Dr Walther Bremer, formerly of Philipps University , Marburg, took up the position in 1925, but he took ill and died soon after he arrived in Dublin. His place was filled by Adolf Mahr, a thirty nine year old Austrian archaeologist at the Natural History and Prehistoric Museum in Vienna. He and his Dutch wife Maria van Bemmelen , with their two children, Hilde and Gustav, arrived in Ireland by German steamship landing in Cobh harbour, County Cork , on 15th September,1927. In the 1930's, therefore Dr Adolf Mahr was director of the National Museum of Ireland, and a friend of Eamon de Valera, who set him the task of forging the historic identity of the new Irish nation. But this ” father of Irish archaeology” was also the head of the Nazi Party in Ireland, decribing himself as “Dublin Nazi No 1”.

Under Mahr's influence the Celtic Myth was pursued by writers of popular history and Irish Nationalist political propaganda.The cell structure of Academic elitism protected those “Celtic scholars” who continued to disseminate notions of a Gaelic Aryan Race to which Ireland rightfully belonged. Shortly before the outbreak of War in 1939, Mahr left Ireland to prepare for the German invasion of his adopted country. During the War, he became head of the Nazi regime's propaganda radio service, which broadcast into neutral Ireland. He was later arrested and spent time in a British Prisoner-of- War camp. On his release he tried to return to Ireland, but to no avail. He is one of the most controversial figures in Twentieth Century Irish history and his influence remains with us today.

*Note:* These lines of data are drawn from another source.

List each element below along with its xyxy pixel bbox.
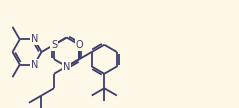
Text: O: O [75, 40, 83, 50]
Text: N: N [31, 60, 38, 70]
Text: N: N [31, 34, 38, 44]
Text: N: N [63, 61, 70, 71]
Text: S: S [51, 40, 57, 50]
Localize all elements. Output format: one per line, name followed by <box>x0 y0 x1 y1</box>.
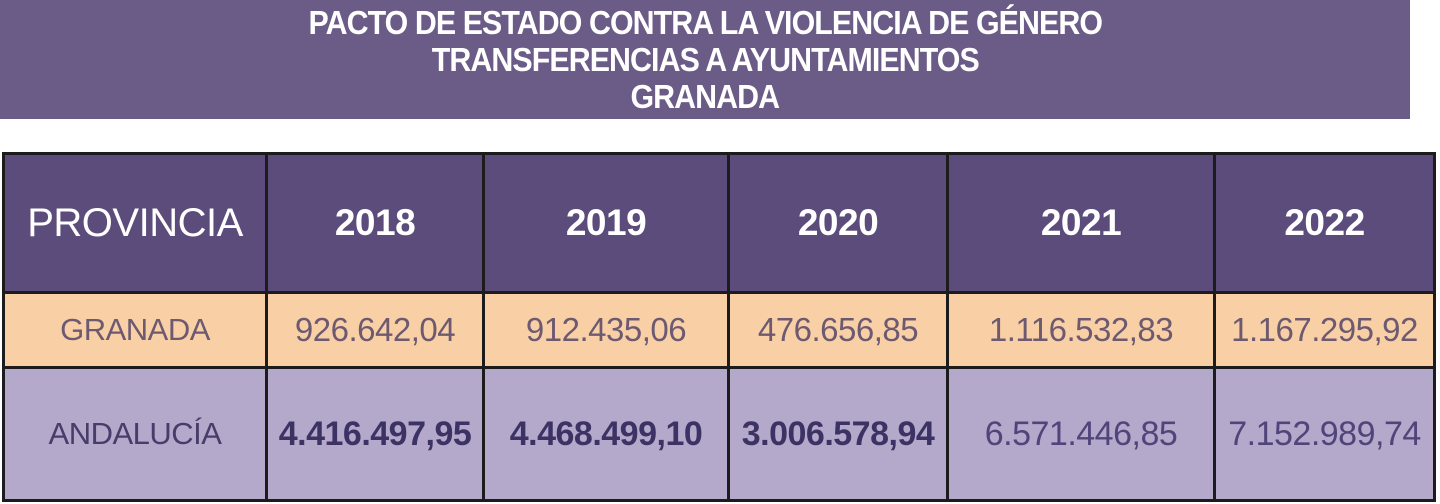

I think that, before we can progress with such questions as the origins of Columbanus and Gall, we must tackle the Cruthin Controversy. All Jonas says is that Columbanus was born inter primordia fidea of the inhabitants of the Lagenorum terra (modern Leinster). Traditionally Gall was born in northern Louth, which would make him of Cruthin stock. In the ninth century St Gallen possessed five hundred and thirty three volumes; and in the tenth century Bobbio contained seven hundred . These libraries were more than once pillaged by scholars, who entered as borrowers and left as thieves. Continental scholars are very wary in referring to the glosses on such manuscripts as are left to us and are generally satisfied to call them “Celtic”, yet they are often difficult to interpret except through known British words and orthography. Which is the reason why the Ullans Academy is so important in seeking the truth.